À l’heure où un effort budgétaire conséquent impliquant à la fois une revue des dépenses publiques et des prélèvements obligatoires semble inéluctable, que penser de cette proposition ?
Étudions le sujet en suivant notre méthode CAP : constats, aspirations, propositions.

Chapitres
  1. Constats
  2. Aspirations
  3. Propositions
  4. Notre position : dépasser la taxe Zucman, encadrer le pouvoir économique
  5. Notes
  6. Sources

Constats

En quoi consiste cette proposition ?

L’article unique de la proposition de loi prévoit la mise en place d’un impôt plancher sur la fortune (IPF) pour les personnes dont le patrimoine est supérieur à 100 millions d’euros. Dès lors que la somme des impositions qu’elles versent au titre de l’impôt sur le revenu, de la contribution exceptionnelle sur les hauts revenus, de la contribution sociale généralisée, de la contribution au remboursement de la dette sociale et de l’impôt sur la fortune immobilière, serait inférieure à 2 % de leur patrimoine, ces personnes devraient verser la différence entre cette somme d’impositions et 2 % de leur patrimoine. Ce dispositif s’inspire d’une proposition établie par l’économiste Gabriel Zucman dans un rapport publié en juin 2024, en réponse à une commande de la présidence brésilienne du G20 en février 2024. [1]

Qui la soutient ?

Cette proposition de loi portée par des députées du groupe Écologiste et social a été adoptée à l’Assemblée nationale : 116 voix pour venant de la gauche, 39 contre, et une abstention du Rassemblement National. Le Sénat, majoritairement à droite, a rejeté cette proposition.

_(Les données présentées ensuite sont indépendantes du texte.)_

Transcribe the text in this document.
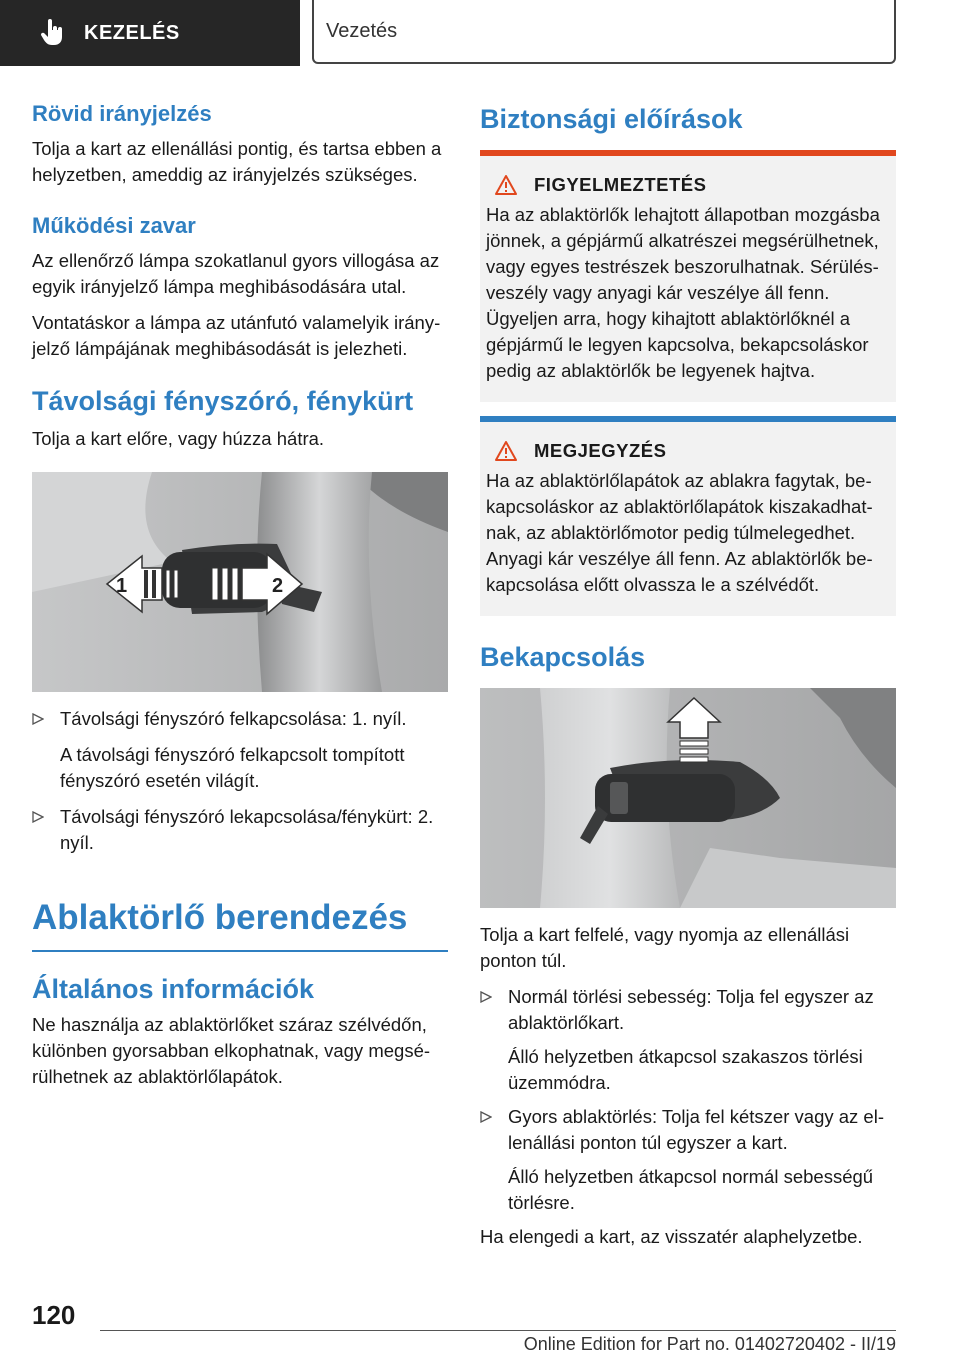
KEZELÉS	Vezetés
Rövid irányjelzés

Tolja a kart az ellenállási pontig, és tartsa ebben a helyzetben, ameddig az irányjelzés szükséges.

Működési zavar

Az ellenőrző lámpa szokatlanul gyors villogása az egyik irányjelző lámpa meghibásodására utal.

Vontatáskor a lámpa az utánfutó valamelyik irány-jelző lámpájának meghibásodását is jelezheti.

Távolsági fényszóró, fénykürt

Tolja a kart előre, vagy húzza hátra.

1	2
Távolsági fényszóró felkapcsolása: 1. nyíl.
A távolsági fényszóró felkapcsolt tompított fényszóró esetén világít.
Távolsági fényszóró lekapcsolása/fénykürt: 2. nyíl.
Ablaktörlő berendezés
Általános információk

Ne használja az ablaktörlőket száraz szélvédőn, különben gyorsabban elkophatnak, vagy megsé-rülhetnek az ablaktörlőlapátok.

Biztonsági előírások
FIGYELMEZTETÉS

Ha az ablaktörlők lehajtott állapotban mozgásba jönnek, a gépjármű alkatrészei megsérülhetnek, vagy egyes testrészek beszorulhatnak. Sérülés-veszély vagy anyagi kár veszélye áll fenn. Ügyeljen arra, hogy kihajtott ablaktörlőknél a gépjármű le legyen kapcsolva, bekapcsoláskor pedig az ablaktörlők be legyenek hajtva.

MEGJEGYZÉS

Ha az ablaktörlőlapátok az ablakra fagytak, be-kapcsoláskor az ablaktörlőlapátok kiszakadhat-nak, az ablaktörlőmotor pedig túlmelegedhet. Anyagi kár veszélye áll fenn. Az ablaktörlők be-kapcsolása előtt olvassza le a szélvédőt.

Bekapcsolás

Tolja a kart felfelé, vagy nyomja az ellenállási ponton túl.

Normál törlési sebesség: Tolja fel egyszer az ablaktörlőkart.
Álló helyzetben átkapcsol szakaszos törlési üzemmódra.
Gyors ablaktörlés: Tolja fel kétszer vagy az el-lenállási ponton túl egyszer a kart.
Álló helyzetben átkapcsol normál sebességű törlésre.

Ha elengedi a kart, az visszatér alaphelyzetbe.

120
Online Edition for Part no. 01402720402 - II/19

Un bon nombre d’économistes de renom soutiennent cette proposition : Thomas Piketty [13], Olivier Blanchard, Jean Pisani-Ferry [3], etc. Sept Prix Nobel d’économie ont signé une tribune dans le journal Le Monde intitulée : « Avec l’impôt sur les ultrariches, la France peut montrer la voie au reste du monde ». [25]

Qui serait concerné par cette taxe, et combien rapporterait-elle ?

Selon son promoteur, cet impôt, qui devrait toucher 1800 foyers fiscaux (bien moins que l’ancien Impôt de solidarité sur la fortune) pourrait rapporter de l’ordre de 20 milliards d’euros. Mais Gabriel Zucman admet une marge d’erreur de 5 milliards, estimée sur la base du classement des fortunes du magazine Challenges, faute de données officielles pour le calculer. D’où une fourchette de 15 à 25 milliards. [1][11]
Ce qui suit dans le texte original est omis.